- Lt./Capt. Father Francis J. Mulcahy: [as he is being pulled from a bombed latrine, a dazed Father Mulcahy recounts a childhood memory] Sis and I picked these apples from under the tree. I remember, I said "You can't make a pie out of crabapples!" And she said, "I learned how in the girl scouts."
- Capt. Benjamin Franklin "Hawkeye" Pierce: He'll be alright. He's just a little dazed.
- Lt./Capt. Father Francis J. Mulcahy: She used brown sugar, and the crust was just so crispy and nice. Well, it was so good, we ate it all before dinner.
- Capt. Benjamin Franklin "Hawkeye" Pierce: Get him back to his tent, let him rest.

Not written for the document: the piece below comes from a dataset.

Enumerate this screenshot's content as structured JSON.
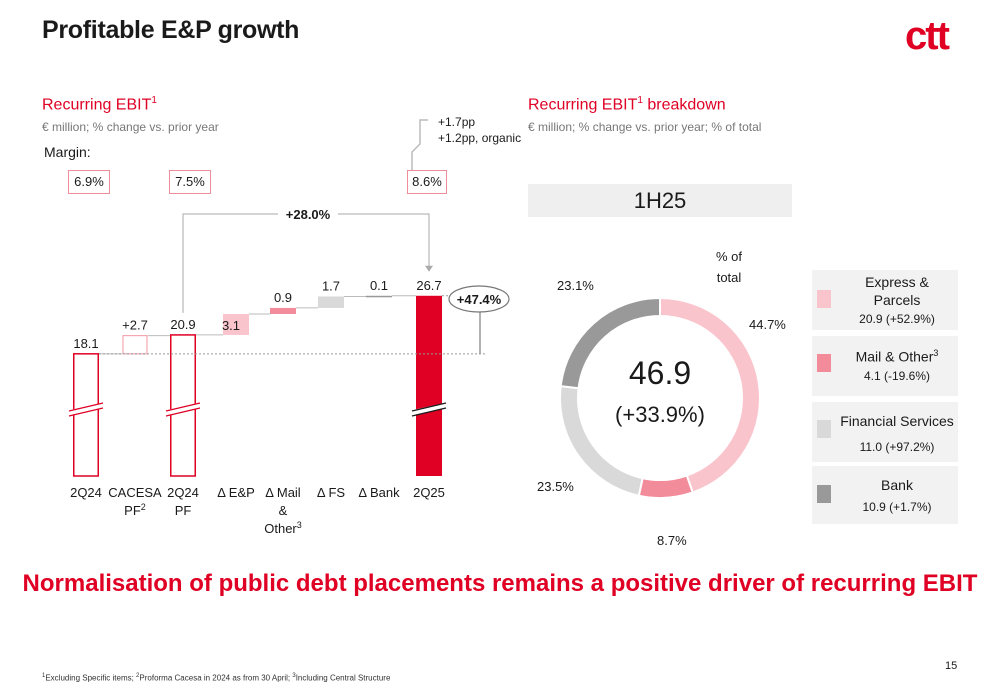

- Lt./Capt. Father Francis J. Mulcahy: Mommy came into the kitchen and said "What the hell is going on in here?"
- Lt./Capt. Father Francis J. Mulcahy: [thinking that the dress-wearing Cpl. Klinger is his mother] I remember Mommy. You know, that was the first time I ever heard you swear!
- Major Margaret Houlihan: Everybody thinks I'm so hard and tough and here I am crying like a baby! Do you mind?
- Captain John McIntyre: No, it's the first soft water that's touched my body in a year.
- Major Margaret Houlihan: I'm going to lay down now because I'm very tired, and there better not be any hanky-panky.
- Captain John McIntyre: I don't even have a hankie, and my pankie is in my other suit.
- Major Margaret Houlihan: [trapped, crying in McIntyre's arms] I'm so embarrassed.
- Captain John McIntyre: Why?
- Major Margaret Houlihan: I outrank you!